ああいうわかりやすい環境じゃなくても、誰かを犠牲にしていいのかってのは、魚の小骨の如く喉に突っかかっる。
町田くんの世界は夢みたいなもんだけれど、もうそろそろ多数決の呪いから抜け出してもいいのかも。
その世界が過ごしやすい世界ならそれでもいいのだろうけど、心のどこかで「クソみたいな世界だな」と思うなら決断も必要かも。
クソみたいな世の中は変えれなくても、クソみたいな世界なら、自分次第で変えていけるのかもと思わせてくれた。
なるほどと興味深いのは、皆んなが羨む町田くんの世界を、本人は楽しく過ごしているわけでもなく、悩んで迷って汗かいて、叫んでぶつかって、大いに足掻いている点だ。

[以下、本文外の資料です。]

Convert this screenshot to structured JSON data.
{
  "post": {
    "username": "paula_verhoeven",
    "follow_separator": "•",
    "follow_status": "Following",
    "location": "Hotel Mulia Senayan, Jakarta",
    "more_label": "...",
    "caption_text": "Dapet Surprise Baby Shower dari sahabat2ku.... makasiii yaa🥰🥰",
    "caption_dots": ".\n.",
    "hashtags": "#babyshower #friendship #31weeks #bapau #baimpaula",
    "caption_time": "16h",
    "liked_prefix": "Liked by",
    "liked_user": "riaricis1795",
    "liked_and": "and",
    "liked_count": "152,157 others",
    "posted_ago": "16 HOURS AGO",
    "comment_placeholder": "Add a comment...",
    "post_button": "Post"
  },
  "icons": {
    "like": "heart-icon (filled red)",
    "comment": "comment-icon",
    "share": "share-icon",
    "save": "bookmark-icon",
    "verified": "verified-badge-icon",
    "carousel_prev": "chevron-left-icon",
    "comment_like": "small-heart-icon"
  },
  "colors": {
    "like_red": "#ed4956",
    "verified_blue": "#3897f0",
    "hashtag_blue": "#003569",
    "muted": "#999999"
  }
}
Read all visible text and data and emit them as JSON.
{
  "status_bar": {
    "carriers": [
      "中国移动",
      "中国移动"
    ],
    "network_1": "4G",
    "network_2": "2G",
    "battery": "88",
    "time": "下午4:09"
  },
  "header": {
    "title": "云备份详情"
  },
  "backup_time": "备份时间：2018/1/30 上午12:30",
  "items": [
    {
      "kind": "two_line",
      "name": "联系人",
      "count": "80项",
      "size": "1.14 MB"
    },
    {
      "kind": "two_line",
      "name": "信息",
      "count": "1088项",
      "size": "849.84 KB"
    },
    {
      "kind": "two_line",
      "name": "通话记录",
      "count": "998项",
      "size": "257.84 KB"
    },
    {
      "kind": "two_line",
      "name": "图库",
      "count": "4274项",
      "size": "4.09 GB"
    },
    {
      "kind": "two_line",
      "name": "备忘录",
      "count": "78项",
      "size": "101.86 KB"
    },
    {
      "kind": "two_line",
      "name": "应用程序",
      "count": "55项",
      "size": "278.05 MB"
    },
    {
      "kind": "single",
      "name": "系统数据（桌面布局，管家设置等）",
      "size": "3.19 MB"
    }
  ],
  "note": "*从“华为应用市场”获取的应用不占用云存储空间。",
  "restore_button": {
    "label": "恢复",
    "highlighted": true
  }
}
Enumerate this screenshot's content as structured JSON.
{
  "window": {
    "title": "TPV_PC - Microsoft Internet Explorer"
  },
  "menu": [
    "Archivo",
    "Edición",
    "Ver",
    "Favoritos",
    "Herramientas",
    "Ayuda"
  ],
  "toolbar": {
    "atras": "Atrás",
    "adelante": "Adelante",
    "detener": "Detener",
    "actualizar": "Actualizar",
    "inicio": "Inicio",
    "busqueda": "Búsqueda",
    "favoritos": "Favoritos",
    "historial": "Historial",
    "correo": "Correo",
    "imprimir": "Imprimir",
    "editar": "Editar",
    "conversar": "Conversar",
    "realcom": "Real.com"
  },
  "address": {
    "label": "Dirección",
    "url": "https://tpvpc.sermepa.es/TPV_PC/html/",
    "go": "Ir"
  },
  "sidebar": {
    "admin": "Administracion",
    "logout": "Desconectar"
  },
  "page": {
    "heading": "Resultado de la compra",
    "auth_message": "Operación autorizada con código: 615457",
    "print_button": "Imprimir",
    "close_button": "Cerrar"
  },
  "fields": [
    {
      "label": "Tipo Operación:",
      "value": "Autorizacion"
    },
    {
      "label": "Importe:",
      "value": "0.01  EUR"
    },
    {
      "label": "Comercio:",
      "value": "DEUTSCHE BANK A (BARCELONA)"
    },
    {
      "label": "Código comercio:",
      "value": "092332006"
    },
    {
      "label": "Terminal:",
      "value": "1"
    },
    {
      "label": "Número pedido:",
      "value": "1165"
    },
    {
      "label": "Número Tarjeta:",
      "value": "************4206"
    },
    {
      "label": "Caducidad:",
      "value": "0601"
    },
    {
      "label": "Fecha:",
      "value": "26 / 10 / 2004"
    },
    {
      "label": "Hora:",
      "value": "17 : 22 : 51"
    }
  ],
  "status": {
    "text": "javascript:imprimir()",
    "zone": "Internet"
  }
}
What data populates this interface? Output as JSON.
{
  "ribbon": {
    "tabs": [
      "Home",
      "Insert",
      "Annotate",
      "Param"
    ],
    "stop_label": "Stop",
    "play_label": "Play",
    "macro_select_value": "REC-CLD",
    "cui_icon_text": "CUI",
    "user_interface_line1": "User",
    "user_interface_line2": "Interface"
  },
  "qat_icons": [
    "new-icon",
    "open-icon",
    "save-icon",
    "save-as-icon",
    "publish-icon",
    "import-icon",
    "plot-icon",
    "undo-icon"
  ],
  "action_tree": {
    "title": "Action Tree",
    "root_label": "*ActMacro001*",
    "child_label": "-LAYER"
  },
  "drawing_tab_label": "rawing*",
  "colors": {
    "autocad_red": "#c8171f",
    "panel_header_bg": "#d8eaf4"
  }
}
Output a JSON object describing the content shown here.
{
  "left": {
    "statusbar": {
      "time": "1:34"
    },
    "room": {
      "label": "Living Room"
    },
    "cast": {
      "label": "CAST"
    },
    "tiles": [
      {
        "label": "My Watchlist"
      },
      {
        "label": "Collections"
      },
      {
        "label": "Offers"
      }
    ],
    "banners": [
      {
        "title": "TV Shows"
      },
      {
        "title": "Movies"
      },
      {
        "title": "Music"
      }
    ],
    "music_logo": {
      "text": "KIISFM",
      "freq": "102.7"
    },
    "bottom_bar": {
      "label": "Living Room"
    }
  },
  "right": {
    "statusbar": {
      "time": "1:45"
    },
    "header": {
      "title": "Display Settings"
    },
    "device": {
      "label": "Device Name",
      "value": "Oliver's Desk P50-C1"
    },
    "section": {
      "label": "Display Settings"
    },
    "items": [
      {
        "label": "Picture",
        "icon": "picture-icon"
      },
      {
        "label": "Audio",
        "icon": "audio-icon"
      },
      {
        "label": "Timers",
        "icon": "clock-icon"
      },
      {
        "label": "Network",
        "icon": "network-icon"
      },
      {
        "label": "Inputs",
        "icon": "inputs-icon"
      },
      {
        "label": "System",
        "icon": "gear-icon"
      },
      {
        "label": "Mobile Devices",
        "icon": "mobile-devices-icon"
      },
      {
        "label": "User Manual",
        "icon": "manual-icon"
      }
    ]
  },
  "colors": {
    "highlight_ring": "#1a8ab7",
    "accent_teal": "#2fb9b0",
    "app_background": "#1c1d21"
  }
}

一生懸命しか知らないのは、正直しんどいと思う。でも、やっぱり心のどこかで「羨ましいな」と思える自分もいる。
そんな自分を否定しないでいようと思う。
きっと、おとぎ話なんかじゃない
先日、私が見た光景の話です。
踏切を女性が小さい子を連れて歩いていたんです。
そして、踏切が鳴り出したその時、宅配便の男性が素早く、それでいてさりげなく女性の荷物を手に取り踏切の外まで運んだんです。
かっこよかったなあ。
タイミング的には、その行為が無くても親子は余裕で踏切を渡りきっていたと思います。
でも、そんな事はどうでもいいんです。
だって彼の行動は、見ていただけの私の心まで、とても幸せな気分にしてくれたから。
善意は人を幸せにするのだと、実感した出来事でした。
きっと善意は、普段見落としてしまっているだけで、そこら中に溢れているんだと思います。
それはきっと、おとぎ話なんかじゃない。
この映画も、おとぎ話なんかじゃないといいな。